Saturday, October 19, 2013

Journal from a Generational Ship (Fiction, SciFi)

     It’s surprising, looking back at history, how few people actually leave the planet on which they’re born. No more than a few hundred left in the first wave of Martian colonization; a few thousand, once we no longer required artificial structures to breathe the air.

     I use many of these terms loosely - “we”, “no longer required”. When I say we, I mean our entire genus, including the species of humanity that can no longer interbreed with each other. These only develop from long-term evolution on a different planet; it took only a few generations, and some creative genetic manipulation, for Martians to develop different mineral and nutritional needs than earth humans. Children of a Sapien and a Martian still produce…people, though they rarely survive without an artificial environment, ironically enough.

     I grew up on a generational ship bound for an exoplanet, determined to colonize it. Conditions on the ship are periodically checked and updated to increasingly match what we expect to find when we arrive.

     Or that’s what we had planned on. There are people there already. A hundred and twenty years after our ship launched at .9999 some number of nines% the speed of light, we received a message.  Let me repeat that - we received a message while travelling the speed of light. Turns out, they invented faster than light travel fifty years (from our viewpoint) after we left the solar system, and have been there and back already. It just took another seventy years to try and communicate with our ancient computer systems. Well, about forty (again, our viewpoint). It took nearly thirty years (Do I really have to say who’s viewpoint again?) for our computer to realize it was being communicated with.
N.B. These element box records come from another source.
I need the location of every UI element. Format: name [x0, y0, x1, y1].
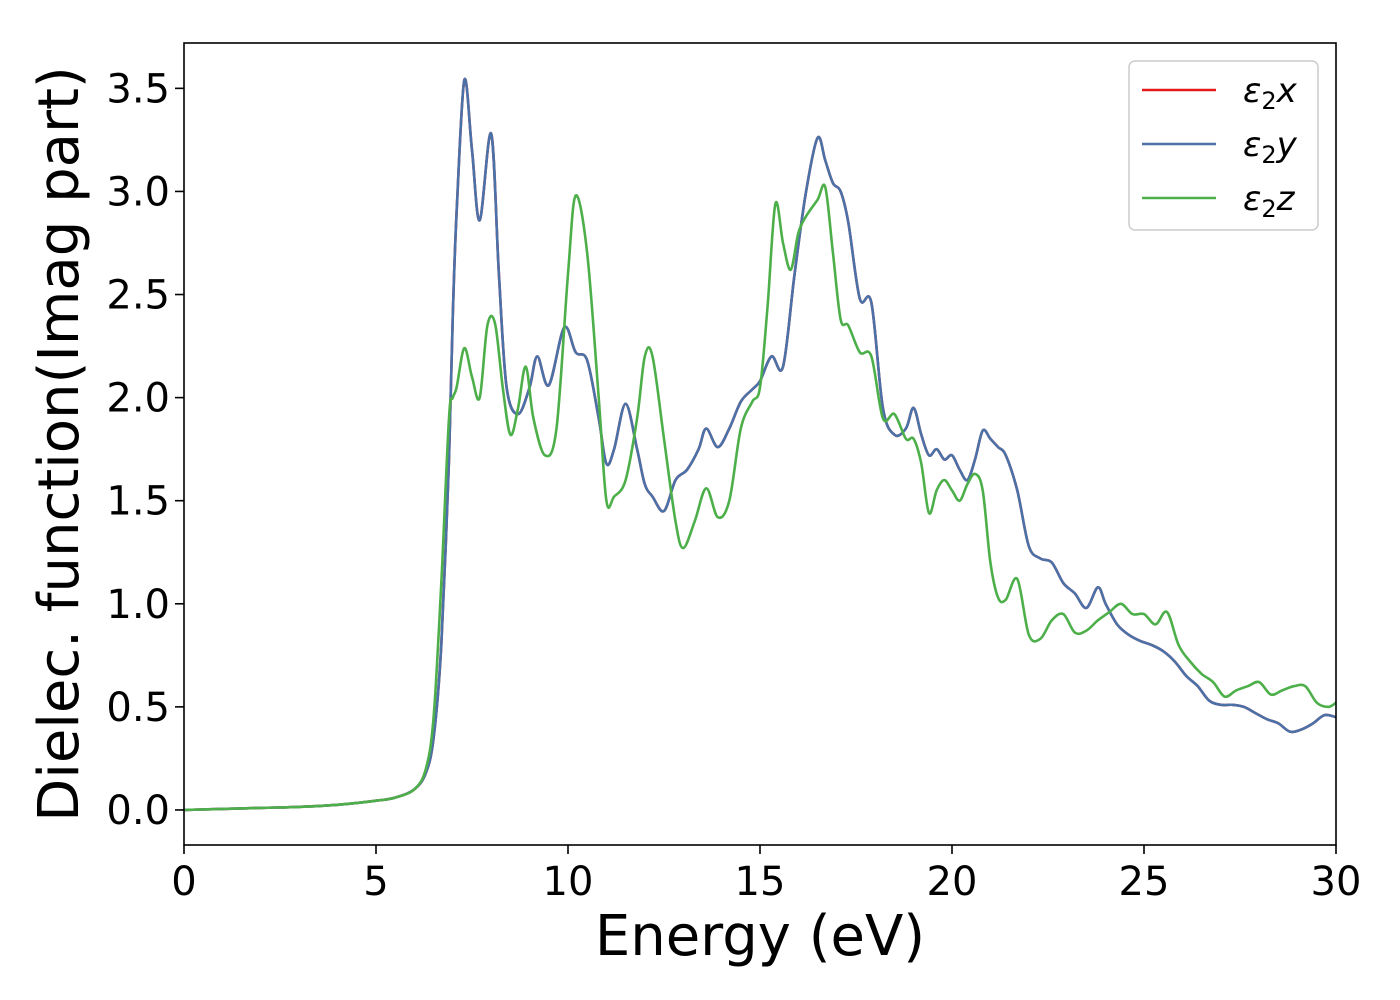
x-axis-title: Energy (eV) [595, 904, 925, 969]
x-tick-label: 10 [543, 859, 594, 905]
x-tick-label: 0 [171, 859, 196, 905]
series-line-z [184, 183, 1336, 812]
legend: ε2x ε2y ε2z [1128, 60, 1319, 231]
x-tick-label: 30 [1311, 859, 1362, 905]
x-tick-label: 25 [1119, 859, 1170, 905]
y-axis-ticks: 0.0 0.5 1.0 1.5 2.0 2.5 3.0 3.5 [106, 66, 184, 834]
x-tick-label: 5 [363, 859, 388, 905]
y-tick-label: 0.0 [106, 788, 170, 834]
y-tick-label: 0.5 [106, 685, 170, 731]
x-tick-label: 15 [735, 859, 786, 905]
y-tick-label: 1.0 [106, 582, 170, 628]
x-tick-label: 20 [927, 859, 978, 905]
y-tick-label: 2.5 [106, 273, 170, 319]
y-tick-label: 3.0 [106, 169, 170, 215]
x-axis-ticks: 0 5 10 15 20 25 30 [171, 845, 1361, 905]
legend-label-z: ε2z [1243, 179, 1296, 223]
y-tick-label: 2.0 [106, 376, 170, 422]
y-tick-label: 1.5 [106, 479, 170, 525]
legend-label-y: ε2y [1243, 125, 1298, 169]
y-tick-label: 3.5 [106, 66, 170, 112]
plot-lines [184, 77, 1336, 812]
y-axis-title: Dielec. function(Imag part) [27, 66, 92, 822]
series-line-y [184, 77, 1336, 812]
legend-box [1128, 60, 1319, 231]
legend-label-x: ε2x [1243, 71, 1298, 115]
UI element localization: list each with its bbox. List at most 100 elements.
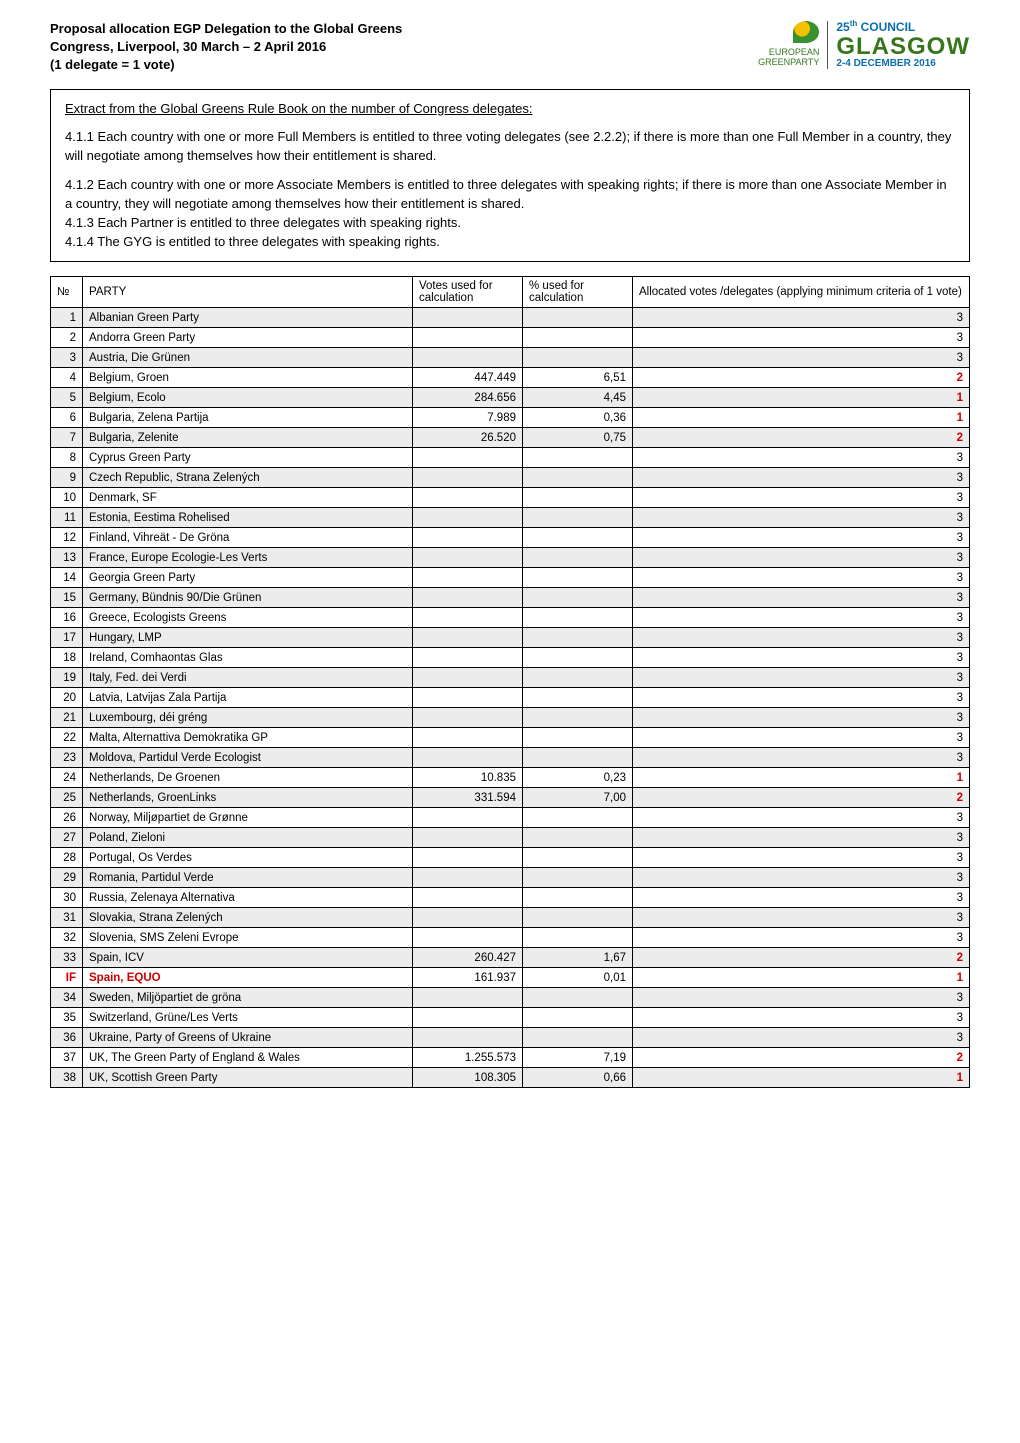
logo-council-post: COUNCIL — [857, 20, 915, 34]
cell-alloc: 3 — [633, 508, 970, 528]
cell-votes — [413, 748, 523, 768]
cell-alloc: 3 — [633, 1008, 970, 1028]
cell-party: Belgium, Groen — [83, 368, 413, 388]
cell-idx: 1 — [51, 308, 83, 328]
cell-party: Andorra Green Party — [83, 328, 413, 348]
cell-pct — [523, 868, 633, 888]
cell-pct — [523, 848, 633, 868]
cell-pct: 7,00 — [523, 788, 633, 808]
cell-alloc: 3 — [633, 468, 970, 488]
cell-alloc: 3 — [633, 988, 970, 1008]
cell-idx: IF — [51, 968, 83, 988]
cell-votes — [413, 648, 523, 668]
cell-votes — [413, 1028, 523, 1048]
table-row: 4Belgium, Groen447.4496,512 — [51, 368, 970, 388]
logo-left: EUROPEAN GREENPARTY — [758, 21, 819, 68]
cell-idx: 34 — [51, 988, 83, 1008]
table-row: 8Cyprus Green Party3 — [51, 448, 970, 468]
cell-pct — [523, 888, 633, 908]
cell-alloc: 1 — [633, 768, 970, 788]
cell-alloc: 3 — [633, 448, 970, 468]
cell-idx: 16 — [51, 608, 83, 628]
cell-idx: 38 — [51, 1068, 83, 1088]
cell-votes — [413, 328, 523, 348]
cell-party: Austria, Die Grünen — [83, 348, 413, 368]
cell-party: Albanian Green Party — [83, 308, 413, 328]
cell-votes — [413, 508, 523, 528]
cell-alloc: 3 — [633, 628, 970, 648]
cell-pct — [523, 308, 633, 328]
cell-pct — [523, 588, 633, 608]
table-row: 38UK, Scottish Green Party108.3050,661 — [51, 1068, 970, 1088]
rules-box: Extract from the Global Greens Rule Book… — [50, 89, 970, 263]
cell-votes: 447.449 — [413, 368, 523, 388]
title-line-3: (1 delegate = 1 vote) — [50, 56, 402, 74]
cell-idx: 30 — [51, 888, 83, 908]
cell-pct — [523, 668, 633, 688]
cell-votes: 1.255.573 — [413, 1048, 523, 1068]
cell-idx: 5 — [51, 388, 83, 408]
cell-party: Greece, Ecologists Greens — [83, 608, 413, 628]
rules-p4: 4.1.4 The GYG is entitled to three deleg… — [65, 233, 955, 252]
cell-party: Finland, Vihreät - De Gröna — [83, 528, 413, 548]
cell-alloc: 3 — [633, 728, 970, 748]
cell-pct — [523, 528, 633, 548]
cell-votes — [413, 808, 523, 828]
cell-votes — [413, 688, 523, 708]
cell-alloc: 3 — [633, 608, 970, 628]
cell-pct: 1,67 — [523, 948, 633, 968]
logo-block: EUROPEAN GREENPARTY 25th COUNCIL GLASGOW… — [758, 20, 970, 69]
logo-greenparty: GREENPARTY — [758, 57, 819, 67]
cell-pct: 0,66 — [523, 1068, 633, 1088]
cell-idx: 22 — [51, 728, 83, 748]
cell-alloc: 3 — [633, 328, 970, 348]
cell-votes: 260.427 — [413, 948, 523, 968]
cell-pct — [523, 1028, 633, 1048]
cell-idx: 8 — [51, 448, 83, 468]
cell-idx: 23 — [51, 748, 83, 768]
cell-idx: 24 — [51, 768, 83, 788]
table-row: 29Romania, Partidul Verde3 — [51, 868, 970, 888]
cell-idx: 13 — [51, 548, 83, 568]
cell-party: Slovakia, Strana Zelených — [83, 908, 413, 928]
table-row: 20Latvia, Latvijas Zala Partija3 — [51, 688, 970, 708]
cell-idx: 32 — [51, 928, 83, 948]
cell-votes — [413, 728, 523, 748]
cell-alloc: 3 — [633, 808, 970, 828]
table-row: 22Malta, Alternattiva Demokratika GP3 — [51, 728, 970, 748]
cell-alloc: 2 — [633, 428, 970, 448]
cell-party: Czech Republic, Strana Zelených — [83, 468, 413, 488]
cell-pct: 4,45 — [523, 388, 633, 408]
cell-alloc: 3 — [633, 828, 970, 848]
cell-party: Italy, Fed. dei Verdi — [83, 668, 413, 688]
cell-pct — [523, 748, 633, 768]
th-party: PARTY — [83, 277, 413, 308]
cell-alloc: 3 — [633, 568, 970, 588]
table-row: 21Luxembourg, déi gréng3 — [51, 708, 970, 728]
cell-party: Denmark, SF — [83, 488, 413, 508]
cell-votes: 284.656 — [413, 388, 523, 408]
table-row: 30Russia, Zelenaya Alternativa3 — [51, 888, 970, 908]
cell-party: Spain, EQUO — [83, 968, 413, 988]
cell-party: Switzerland, Grüne/Les Verts — [83, 1008, 413, 1028]
cell-pct — [523, 348, 633, 368]
cell-alloc: 3 — [633, 348, 970, 368]
cell-alloc: 3 — [633, 748, 970, 768]
cell-alloc: 3 — [633, 528, 970, 548]
cell-idx: 3 — [51, 348, 83, 368]
cell-votes — [413, 888, 523, 908]
cell-alloc: 3 — [633, 708, 970, 728]
cell-alloc: 3 — [633, 488, 970, 508]
th-idx: № — [51, 277, 83, 308]
logo-divider — [827, 21, 828, 69]
table-row: 9Czech Republic, Strana Zelených3 — [51, 468, 970, 488]
table-row: 31Slovakia, Strana Zelených3 — [51, 908, 970, 928]
cell-idx: 27 — [51, 828, 83, 848]
cell-pct: 0,23 — [523, 768, 633, 788]
cell-votes — [413, 628, 523, 648]
cell-idx: 26 — [51, 808, 83, 828]
cell-party: UK, The Green Party of England & Wales — [83, 1048, 413, 1068]
cell-party: Sweden, Miljöpartiet de gröna — [83, 988, 413, 1008]
table-row: 26Norway, Miljøpartiet de Grønne3 — [51, 808, 970, 828]
cell-votes: 7.989 — [413, 408, 523, 428]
     Of course, travelling as fast as we are, we're already more than halfway to our destination; only now, we have to reset our systems so that my grandchildren will be ready for a planet more like Mars than the Dwarf planet we had expected to be exploring. Of course, our crafting engines can’t create the sophisticated and rare-material laden photon-heavy items it would take to modify our engines for faster than light travel, and the attempt would likely kill us all, so there’s no stopping early. Instead, we get to sit back and read about the human empire among the stars.

     They finally encountered and confirmed aliens with non-human origins. Several species, in fact. There was a brief galactic war, and tensions remain on a few planets. But there is trade. No cross-species pollination, though. Despite what nearly every story I read about aliens growing up said. There are people who try, apparently, but uh...well, there’s DNA at the center of life, but so much of it is different, on a structural level, that crossbreeds can only come in an artist’s rendering.

     The world my grandchildren enter won’t be a world my grandparents imagined; they were hardly capable of imagining such a world. And I am caught in the lonely space between. I know of the change. I have the stories of ancient humans so recently my ancestors, and I see the patterns that will one day shape my grandchildren’s lives. But I cannot touch it, cannot interact with it. We made war and peace with aliens in my lifetime, but I will never meet one.

     What other changes will I see? What other changes will I miss? The life I trained for, that I am training my children for...seems to be already outdated.